While the Presidency earlier confirmed that the President would brief a joint session of the National Assembly on Thursday, feelers from the Villa later showed that the President would not honour the House’s invitation.

The upper chamber through the Chairman of its Committee on Media and Public Affairs, Senator Ajibola Basiru (Osun Central), also told reporters in Abuja that the Senate has nothing to do with the invitation of the President by the House.

He said that since the Senate did not summon the President, it would not want to be dragged into any controversy as to whether the President will appear before a joint session of the National Assembly or not.

Basiru said: “I’m a spokesperson of the Nigerian Senate. There was no resolution of the Nigerian Senate that the President should come and address it on the issue of national security.

“I expect that every enquiry as to the summoning and coming of the President should be directed to the House of Representatives.

“We operate a bi-camera legislature.
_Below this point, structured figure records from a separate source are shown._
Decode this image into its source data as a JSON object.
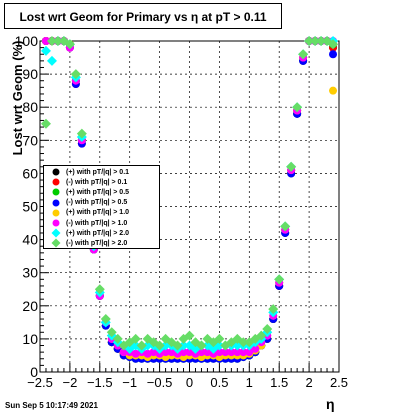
{
  "title": "Lost wrt Geom for Primary vs    η at pT > 0.11",
  "timestamp": "Sun Sep  5 10:17:49 2021",
  "chart_data": {
    "type": "scatter",
    "xlabel": "η",
    "ylabel": "Lost wrt Geom (%)",
    "xlim": [
      -2.5,
      2.5
    ],
    "ylim": [
      0,
      100
    ],
    "x_ticks": [
      "−2.5",
      "−2",
      "−1.5",
      "−1",
      "−0.5",
      "0",
      "0.5",
      "1",
      "1.5",
      "2",
      "2.5"
    ],
    "y_ticks": [
      "0",
      "10",
      "20",
      "30",
      "40",
      "50",
      "60",
      "70",
      "80",
      "90",
      "100"
    ],
    "grid": true,
    "legend_position": "center-left",
    "series": [
      {
        "name": "(+) with pT/|q| > 0.1",
        "color": "#000000",
        "marker": "circle",
        "x": [
          -2.4,
          -2.3,
          -2.2,
          -2.1,
          -2.0,
          -1.9,
          -1.8,
          -1.7,
          -1.6,
          -1.5,
          -1.4,
          -1.3,
          -1.2,
          -1.1,
          -1.0,
          -0.9,
          -0.8,
          -0.7,
          -0.6,
          -0.5,
          -0.4,
          -0.3,
          -0.2,
          -0.1,
          0.0,
          0.1,
          0.2,
          0.3,
          0.4,
          0.5,
          0.6,
          0.7,
          0.8,
          0.9,
          1.0,
          1.1,
          1.2,
          1.3,
          1.4,
          1.5,
          1.6,
          1.7,
          1.8,
          1.9,
          2.0,
          2.1,
          2.2,
          2.3,
          2.4
        ],
        "y": [
          100,
          100,
          100,
          100,
          99,
          88,
          70,
          52,
          38,
          24,
          14,
          9,
          7,
          5.5,
          5,
          4.5,
          4.5,
          4.5,
          4.5,
          4.5,
          4.5,
          4.5,
          4.5,
          4.5,
          4.5,
          4.5,
          4.5,
          4.5,
          4.5,
          4.5,
          4.5,
          4.5,
          4.5,
          5,
          5,
          6,
          8,
          10,
          16,
          26,
          42,
          60,
          78,
          94,
          100,
          100,
          100,
          100,
          98
        ]
      },
      {
        "name": "(-) with pT/|q| > 0.1",
        "color": "#ff0000",
        "marker": "circle",
        "x": [
          -2.4,
          -2.3,
          -2.2,
          -2.1,
          -2.0,
          -1.9,
          -1.8,
          -1.7,
          -1.6,
          -1.5,
          -1.4,
          -1.3,
          -1.2,
          -1.1,
          -1.0,
          -0.9,
          -0.8,
          -0.7,
          -0.6,
          -0.5,
          -0.4,
          -0.3,
          -0.2,
          -0.1,
          0.0,
          0.1,
          0.2,
          0.3,
          0.4,
          0.5,
          0.6,
          0.7,
          0.8,
          0.9,
          1.0,
          1.1,
          1.2,
          1.3,
          1.4,
          1.5,
          1.6,
          1.7,
          1.8,
          1.9,
          2.0,
          2.1,
          2.2,
          2.3,
          2.4
        ],
        "y": [
          100,
          100,
          100,
          100,
          98,
          87,
          69,
          51,
          37,
          23,
          14,
          9,
          7,
          5.5,
          5,
          4.5,
          4.5,
          4.5,
          4.5,
          4.5,
          4.5,
          4.5,
          4.5,
          4.5,
          4.5,
          4.5,
          4.5,
          4.5,
          4.5,
          4.5,
          4.5,
          4.5,
          4.5,
          5,
          5,
          6,
          8,
          10,
          16,
          26,
          43,
          61,
          79,
          95,
          100,
          100,
          100,
          100,
          98
        ]
      },
      {
        "name": "(+) with pT/|q| > 0.5",
        "color": "#00cc00",
        "marker": "circle",
        "x": [
          -2.4,
          -2.3,
          -2.2,
          -2.1,
          -2.0,
          -1.9,
          -1.8,
          -1.7,
          -1.6,
          -1.5,
          -1.4,
          -1.3,
          -1.2,
          -1.1,
          -1.0,
          -0.9,
          -0.8,
          -0.7,
          -0.6,
          -0.5,
          -0.4,
          -0.3,
          -0.2,
          -0.1,
          0.0,
          0.1,
          0.2,
          0.3,
          0.4,
          0.5,
          0.6,
          0.7,
          0.8,
          0.9,
          1.0,
          1.1,
          1.2,
          1.3,
          1.4,
          1.5,
          1.6,
          1.7,
          1.8,
          1.9,
          2.0,
          2.1,
          2.2,
          2.3,
          2.4
        ],
        "y": [
          100,
          100,
          100,
          100,
          99,
          88,
          70,
          52,
          37,
          23,
          14,
          9,
          7,
          5,
          4.5,
          4,
          4,
          4,
          4,
          4,
          4,
          4,
          4,
          4,
          4,
          4,
          4,
          4,
          4,
          4,
          4,
          4,
          4,
          4.5,
          5,
          6,
          8,
          10,
          16,
          27,
          43,
          61,
          79,
          95,
          100,
          100,
          100,
          100,
          99
        ]
      },
      {
        "name": "(-) with pT/|q| > 0.5",
        "color": "#0000ff",
        "marker": "circle",
        "x": [
          -2.4,
          -2.3,
          -2.2,
          -2.1,
          -2.0,
          -1.9,
          -1.8,
          -1.7,
          -1.6,
          -1.5,
          -1.4,
          -1.3,
          -1.2,
          -1.1,
          -1.0,
          -0.9,
          -0.8,
          -0.7,
          -0.6,
          -0.5,
          -0.4,
          -0.3,
          -0.2,
          -0.1,
          0.0,
          0.1,
          0.2,
          0.3,
          0.4,
          0.5,
          0.6,
          0.7,
          0.8,
          0.9,
          1.0,
          1.1,
          1.2,
          1.3,
          1.4,
          1.5,
          1.6,
          1.7,
          1.8,
          1.9,
          2.0,
          2.1,
          2.2,
          2.3,
          2.4
        ],
        "y": [
          100,
          100,
          100,
          100,
          98,
          87,
          69,
          51,
          37,
          23,
          14,
          9,
          7,
          5,
          4.5,
          4,
          4,
          4,
          4,
          4,
          4,
          4,
          4,
          4,
          4,
          4,
          4,
          4,
          4,
          4,
          4,
          4,
          4,
          4.5,
          5,
          6,
          8,
          10,
          16,
          26,
          42,
          60,
          78,
          94,
          100,
          100,
          100,
          100,
          96
        ]
      },
      {
        "name": "(+) with pT/|q| > 1.0",
        "color": "#ffcc00",
        "marker": "circle",
        "x": [
          -2.4,
          -2.3,
          -2.2,
          -2.1,
          -2.0,
          -1.9,
          -1.8,
          -1.7,
          -1.6,
          -1.5,
          -1.4,
          -1.3,
          -1.2,
          -1.1,
          -1.0,
          -0.9,
          -0.8,
          -0.7,
          -0.6,
          -0.5,
          -0.4,
          -0.3,
          -0.2,
          -0.1,
          0.0,
          0.1,
          0.2,
          0.3,
          0.4,
          0.5,
          0.6,
          0.7,
          0.8,
          0.9,
          1.0,
          1.1,
          1.2,
          1.3,
          1.4,
          1.5,
          1.6,
          1.7,
          1.8,
          1.9,
          2.0,
          2.1,
          2.2,
          2.3,
          2.4
        ],
        "y": [
          100,
          100,
          100,
          100,
          99,
          89,
          71,
          53,
          38,
          24,
          15,
          10,
          8,
          6,
          5,
          5,
          5,
          4.5,
          5,
          5,
          4.5,
          5,
          5,
          4.5,
          5,
          5,
          4.5,
          5,
          5,
          4.5,
          5,
          5,
          5,
          5,
          5.5,
          6.5,
          8,
          11,
          17,
          27,
          43,
          61,
          79,
          95,
          100,
          100,
          100,
          100,
          85
        ]
      },
      {
        "name": "(-) with pT/|q| > 1.0",
        "color": "#ff00ff",
        "marker": "circle",
        "x": [
          -2.4,
          -2.3,
          -2.2,
          -2.1,
          -2.0,
          -1.9,
          -1.8,
          -1.7,
          -1.6,
          -1.5,
          -1.4,
          -1.3,
          -1.2,
          -1.1,
          -1.0,
          -0.9,
          -0.8,
          -0.7,
          -0.6,
          -0.5,
          -0.4,
          -0.3,
          -0.2,
          -0.1,
          0.0,
          0.1,
          0.2,
          0.3,
          0.4,
          0.5,
          0.6,
          0.7,
          0.8,
          0.9,
          1.0,
          1.1,
          1.2,
          1.3,
          1.4,
          1.5,
          1.6,
          1.7,
          1.8,
          1.9,
          2.0,
          2.1,
          2.2,
          2.3,
          2.4
        ],
        "y": [
          100,
          100,
          100,
          100,
          98,
          88,
          70,
          52,
          37,
          23,
          15,
          10,
          8,
          6,
          6,
          5.5,
          6,
          5.5,
          6,
          5.5,
          6,
          6,
          5.5,
          6,
          6,
          5.5,
          6,
          6,
          5.5,
          6,
          6,
          6,
          6,
          6,
          6,
          7,
          9,
          11,
          17,
          27,
          43,
          61,
          79,
          95,
          100,
          100,
          100,
          100,
          100
        ]
      },
      {
        "name": "(+) with pT/|q| > 2.0",
        "color": "#00ffff",
        "marker": "diamond",
        "x": [
          -2.4,
          -2.3,
          -2.2,
          -2.1,
          -2.0,
          -1.9,
          -1.8,
          -1.7,
          -1.6,
          -1.5,
          -1.4,
          -1.3,
          -1.2,
          -1.1,
          -1.0,
          -0.9,
          -0.8,
          -0.7,
          -0.6,
          -0.5,
          -0.4,
          -0.3,
          -0.2,
          -0.1,
          0.0,
          0.1,
          0.2,
          0.3,
          0.4,
          0.5,
          0.6,
          0.7,
          0.8,
          0.9,
          1.0,
          1.1,
          1.2,
          1.3,
          1.4,
          1.5,
          1.6,
          1.7,
          1.8,
          1.9,
          2.0,
          2.1,
          2.2,
          2.3,
          2.4
        ],
        "y": [
          97,
          94,
          100,
          100,
          99,
          89,
          71,
          53,
          38,
          24,
          15,
          11,
          9,
          8,
          7,
          8,
          7,
          8,
          8,
          7,
          8,
          8,
          7,
          8,
          8,
          7,
          8,
          8,
          7,
          8,
          8,
          8,
          8,
          8,
          8,
          9,
          10,
          12,
          18,
          28,
          44,
          62,
          80,
          96,
          100,
          100,
          100,
          100,
          100
        ]
      },
      {
        "name": "(-) with pT/|q| > 2.0",
        "color": "#66dd66",
        "marker": "diamond",
        "x": [
          -2.4,
          -2.3,
          -2.2,
          -2.1,
          -2.0,
          -1.9,
          -1.8,
          -1.7,
          -1.6,
          -1.5,
          -1.4,
          -1.3,
          -1.2,
          -1.1,
          -1.0,
          -0.9,
          -0.8,
          -0.7,
          -0.6,
          -0.5,
          -0.4,
          -0.3,
          -0.2,
          -0.1,
          0.0,
          0.1,
          0.2,
          0.3,
          0.4,
          0.5,
          0.6,
          0.7,
          0.8,
          0.9,
          1.0,
          1.1,
          1.2,
          1.3,
          1.4,
          1.5,
          1.6,
          1.7,
          1.8,
          1.9,
          2.0,
          2.1,
          2.2,
          2.3,
          2.4
        ],
        "y": [
          75,
          100,
          100,
          100,
          99,
          90,
          72,
          54,
          39,
          25,
          16,
          12,
          10,
          8,
          9,
          10,
          8,
          10,
          9,
          8,
          10,
          9,
          8,
          10,
          11,
          9,
          8,
          10,
          9,
          10,
          8,
          9,
          10,
          9,
          9,
          10,
          11,
          13,
          19,
          28,
          44,
          62,
          80,
          96,
          100,
          100,
          100,
          100,
          99
        ]
      }
    ]
  }
}
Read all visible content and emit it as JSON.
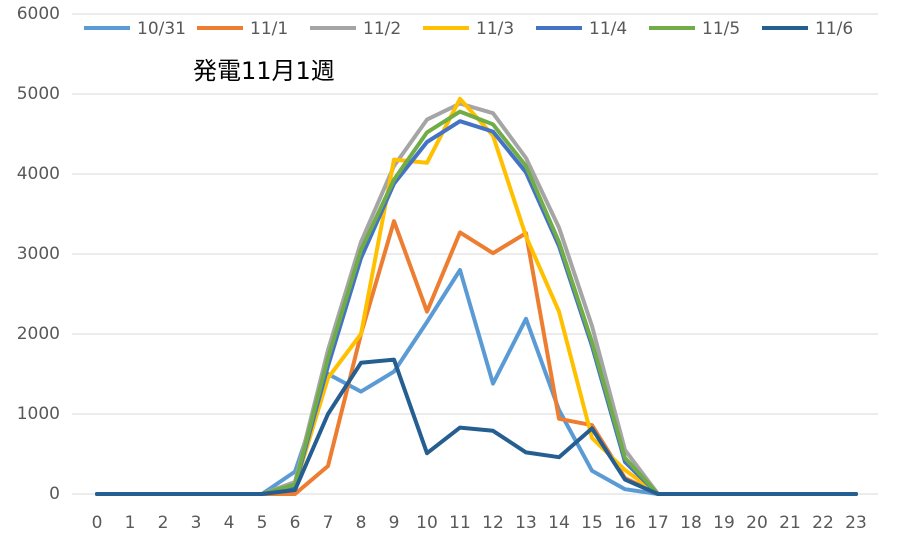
{
  "chart_data": {
    "type": "line",
    "annotation": "発電11月1週",
    "categories": [
      "0",
      "1",
      "2",
      "3",
      "4",
      "5",
      "6",
      "7",
      "8",
      "9",
      "10",
      "11",
      "12",
      "13",
      "14",
      "15",
      "16",
      "17",
      "18",
      "19",
      "20",
      "21",
      "22",
      "23"
    ],
    "series": [
      {
        "name": "10/31",
        "color": "#5b9bd5",
        "values": [
          0,
          0,
          0,
          0,
          0,
          0,
          280,
          1500,
          1280,
          1530,
          2150,
          2800,
          1380,
          2190,
          1050,
          290,
          60,
          0,
          0,
          0,
          0,
          0,
          0,
          0
        ]
      },
      {
        "name": "11/1",
        "color": "#ed7d31",
        "values": [
          0,
          0,
          0,
          0,
          0,
          0,
          0,
          350,
          2000,
          3410,
          2280,
          3270,
          3010,
          3260,
          940,
          860,
          200,
          0,
          0,
          0,
          0,
          0,
          0,
          0
        ]
      },
      {
        "name": "11/2",
        "color": "#a5a5a5",
        "values": [
          0,
          0,
          0,
          0,
          0,
          0,
          150,
          1800,
          3150,
          4100,
          4680,
          4880,
          4760,
          4200,
          3330,
          2100,
          550,
          0,
          0,
          0,
          0,
          0,
          0,
          0
        ]
      },
      {
        "name": "11/3",
        "color": "#ffc000",
        "values": [
          0,
          0,
          0,
          0,
          0,
          0,
          100,
          1450,
          2000,
          4180,
          4140,
          4940,
          4480,
          3220,
          2280,
          700,
          300,
          0,
          0,
          0,
          0,
          0,
          0,
          0
        ]
      },
      {
        "name": "11/4",
        "color": "#4472c4",
        "values": [
          0,
          0,
          0,
          0,
          0,
          0,
          100,
          1600,
          2950,
          3880,
          4400,
          4660,
          4530,
          4020,
          3100,
          1850,
          400,
          0,
          0,
          0,
          0,
          0,
          0,
          0
        ]
      },
      {
        "name": "11/5",
        "color": "#70ad47",
        "values": [
          0,
          0,
          0,
          0,
          0,
          0,
          120,
          1700,
          3050,
          3930,
          4520,
          4780,
          4620,
          4100,
          3150,
          1900,
          450,
          0,
          0,
          0,
          0,
          0,
          0,
          0
        ]
      },
      {
        "name": "11/6",
        "color": "#255e91",
        "values": [
          0,
          0,
          0,
          0,
          0,
          0,
          50,
          1000,
          1640,
          1680,
          510,
          830,
          790,
          520,
          460,
          820,
          180,
          0,
          0,
          0,
          0,
          0,
          0,
          0
        ]
      }
    ],
    "ylim": [
      0,
      6000
    ],
    "yticks": [
      0,
      1000,
      2000,
      3000,
      4000,
      5000,
      6000
    ],
    "grid": true,
    "legend": "top"
  }
}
That’s why our rules and procedures are different and that is why also we need concurrence from the two Houses on the passing of legislation.

“On this matter, there has not been an issue of a joint resolution. What you have is the resolution of the House of Representatives.

“And I believe, the House of Representatives should be able to tell you why the resolution was passed, and what will happen to that resolution.

“As far as the Senate is concerned, we have not summoned the President and we don’t want to get ourselves involved in any controversy as to whether the president will appear or not.

“To the best of my knowledge, I’m not aware of any planned joint session of the National Assembly tomorrow.”

On the statement of the Attorney General of the Federation and Minister of Justice, Abubakar Malami, that the National Assembly lacks powers to summon the President, Basiru said: “I’m a legal practitioner; I have not read what Malami has said. When I read it, if it affects the Nigerian Senate, I will make a response. I can’t be responding to hearsay.

“Secondly, there has not been any communication as to the National Assembly expecting the President as far as the Senate is concerned.

“Our resolution still remains, that the President should hear the voice of the Nigerian Senate that the Service Chiefs should be examined (and) dropped so that we can have re-energized security architecture in the country.